My work is an ongoing visual investigation, so it's not like I made the series specifically for this show, but my work develops in phases and I keep discovering new things.
What inspired me was the starry night sky, clouds, rain, sunshine, sea and waves. Especially the fleeting sensory experiences you can have in relation to these. I am also into kitesurfing, freediving and sailing and I want to put the freedom you experience while doing these into my work. In retrospect, it has become clear to me that some works were inspired by memories and others are their own realities on canvas, created through reaction on reaction. I don't want to tell a story, just like you can't tell what it's like to dive 40 meters under water. I mean, I could try to explain it to you, but you really have to experience it for yourself. You have to experience it a sensory way, that's what it's all about. That's what art is all about for me. I don't want to say anything with my work, I don't want to tell a story, but create something to disappear into. Just like you can disappear into the sea or night.
Your duo exhibition with Rachel Nieborg is called Somewhere I have never travelled... How did the collaboration come about? Did you know each other before the exhibition?
We didn't know each other. Josilda invited me, for which I am very grateful, and brought us together for the exhibition. We then met a few times before the opening to discuss our work and see how it fits together.
And how does your work fit together?
Although our work is very different, there are some similarities. The human body plays a major role in both. My work is about my own body facing the canvas and Rachel, for example, examines the bodily forms of the model in photographs. There is also visual overlap, for example, with the use of threads in her work while I scratch the canvas.
How did you come up with the show’s mysterious title?
The title comes from the eponymous poem by E.E. Cummings that is about love – especially the kind of love that has the power to completely take over a person, even if you can't quite figure out why. Alternatively, you could consider it the love of something. Something you can get inside. Something that can change you in some way. Like some experiences you can have in nature. I also want to create such an experience with my work and in many of my works, memories of certain experiences come back in one form or another, especially those when I really felt free. When you feel the elements. When you truly experience something. Get blown away by the wind and fly as high as possible before crashing again. When you dance and sweat and run and breathe, but also to not breathe and to swim as far down as your lungs take you. I want art to be an adventure, too. That's why this title appealed to me so much. Also, with art, I want to go somewhere I've never been before...
Volatility and transience are important themes in your work. Why?
I realised that the freedom of a work lies in total immersion in the physical movement while painting, in letting go and trusting intuition. I want to show the volatility and freedom with which it was painted. Moving with your breath, with the blink of your eyelids, with the hairs on your arm standing on end and losing track of time. Never knowing where you'll end up after making choice after choice or reaction after reaction, like moments in time. In other words, the work embodies fleeting moments, both in the making and inspiration. Volatility of paint strokes like the volatility of moments that fly by. I discovered that I really appreciate those temporary moments and fleeting memories in life. How they lead to a visual image and how that visual image is created in the same way.

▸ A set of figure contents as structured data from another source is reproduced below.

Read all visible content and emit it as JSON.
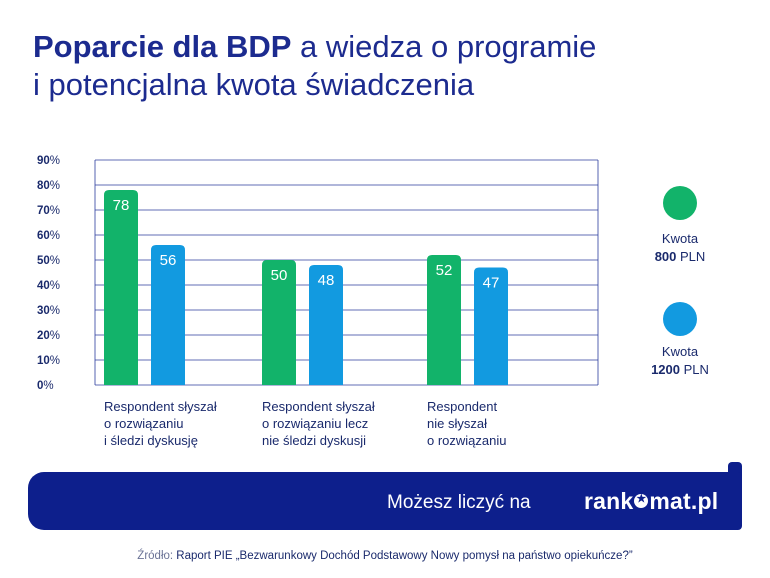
{
  "title": {
    "bold": "Poparcie dla BDP",
    "rest_line1": " a wiedza o programie",
    "line2": "i potencjalna kwota świadczenia"
  },
  "legend": [
    {
      "label": "Kwota",
      "value": "800",
      "unit": "PLN",
      "color": "#12b36a"
    },
    {
      "label": "Kwota",
      "value": "1200",
      "unit": "PLN",
      "color": "#129ae0"
    }
  ],
  "chart_data": {
    "type": "bar",
    "categories": [
      "Respondent słyszał o rozwiązaniu i śledzi dyskusję",
      "Respondent słyszał o rozwiązaniu lecz nie śledzi dyskusji",
      "Respondent nie słyszał o rozwiązaniu"
    ],
    "category_lines": [
      [
        "Respondent słyszał",
        "o rozwiązaniu",
        "i śledzi dyskusję"
      ],
      [
        "Respondent słyszał",
        "o rozwiązaniu lecz",
        "nie śledzi dyskusji"
      ],
      [
        "Respondent",
        "nie słyszał",
        "o rozwiązaniu"
      ]
    ],
    "series": [
      {
        "name": "Kwota 800 PLN",
        "values": [
          78,
          50,
          52
        ],
        "color": "#12b36a"
      },
      {
        "name": "Kwota 1200 PLN",
        "values": [
          56,
          48,
          47
        ],
        "color": "#129ae0"
      }
    ],
    "yticks": [
      {
        "num": "0",
        "pct": "%"
      },
      {
        "num": "10",
        "pct": "%"
      },
      {
        "num": "20",
        "pct": "%"
      },
      {
        "num": "30",
        "pct": "%"
      },
      {
        "num": "40",
        "pct": "%"
      },
      {
        "num": "50",
        "pct": "%"
      },
      {
        "num": "60",
        "pct": "%"
      },
      {
        "num": "70",
        "pct": "%"
      },
      {
        "num": "80",
        "pct": "%"
      },
      {
        "num": "90",
        "pct": "%"
      }
    ],
    "ylim": [
      0,
      90
    ],
    "grid": true
  },
  "banner": {
    "text": "Możesz liczyć na",
    "brand_before": "rank",
    "brand_after": "mat.pl"
  },
  "source": {
    "label": "Źródło:",
    "text": " Raport PIE „Bezwarunkowy Dochód Podstawowy Nowy pomysł na państwo opiekuńcze?”"
  }
}
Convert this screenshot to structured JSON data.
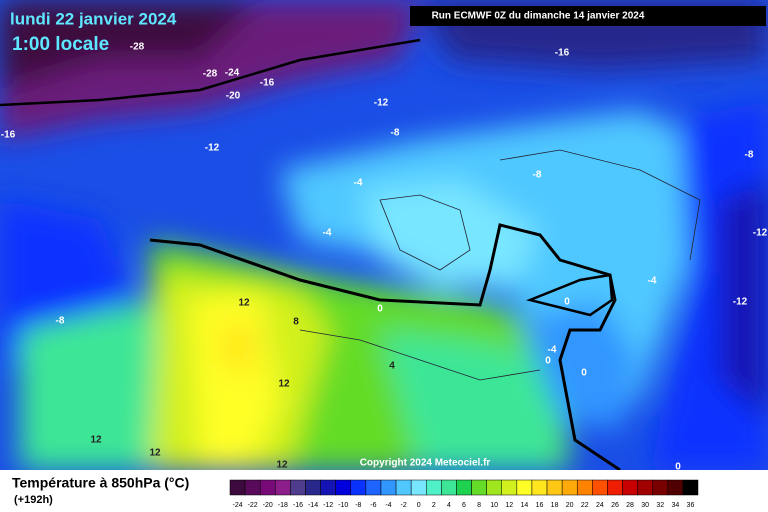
{
  "header": {
    "title": "lundi 22 janvier 2024",
    "subtitle": "1:00 locale",
    "run": "Run ECMWF 0Z du dimanche 14 janvier 2024"
  },
  "map": {
    "contour_labels": [
      -28,
      -28,
      -24,
      -16,
      -20,
      -16,
      -12,
      -16,
      -8,
      -12,
      -8,
      -8,
      -4,
      -4,
      -12,
      -4,
      0,
      -12,
      12,
      8,
      0,
      -8,
      4,
      -4,
      0,
      0,
      12,
      12,
      12,
      12,
      0
    ],
    "copyright": "Copyright 2024 Meteociel.fr"
  },
  "legend": {
    "title": "Température à 850hPa (°C)",
    "lead": "(+192h)",
    "ticks": [
      -24,
      -22,
      -20,
      -18,
      -16,
      -14,
      -12,
      -10,
      -8,
      -6,
      -4,
      -2,
      0,
      2,
      4,
      6,
      8,
      10,
      12,
      14,
      16,
      18,
      20,
      22,
      24,
      26,
      28,
      30,
      32,
      34,
      36
    ],
    "colors": [
      "#3c0a3c",
      "#5a0a5a",
      "#780a78",
      "#8c1e8c",
      "#503c8c",
      "#28288c",
      "#1414b4",
      "#0000dc",
      "#0a32ff",
      "#1e64ff",
      "#3296ff",
      "#50c8ff",
      "#78e6ff",
      "#50f0c8",
      "#3ce696",
      "#1ed250",
      "#64dc28",
      "#a0e61e",
      "#d2f01e",
      "#ffff28",
      "#ffe61e",
      "#ffc814",
      "#ffaa0a",
      "#ff8200",
      "#ff5000",
      "#f01e00",
      "#c80000",
      "#a00000",
      "#780000",
      "#500000",
      "#000000"
    ]
  }
}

You are at the start of your career. Are there any projects you would like to carry out someday?
I would like to have my work hanging in different museums around the world someday and I would like to make very large works of several square metres that you can completely immerse yourself in.
What are you currently working on?
I'm always developing new work, but at the moment, I'm working on a show at Galerie Pouloeuff that opens June 18th.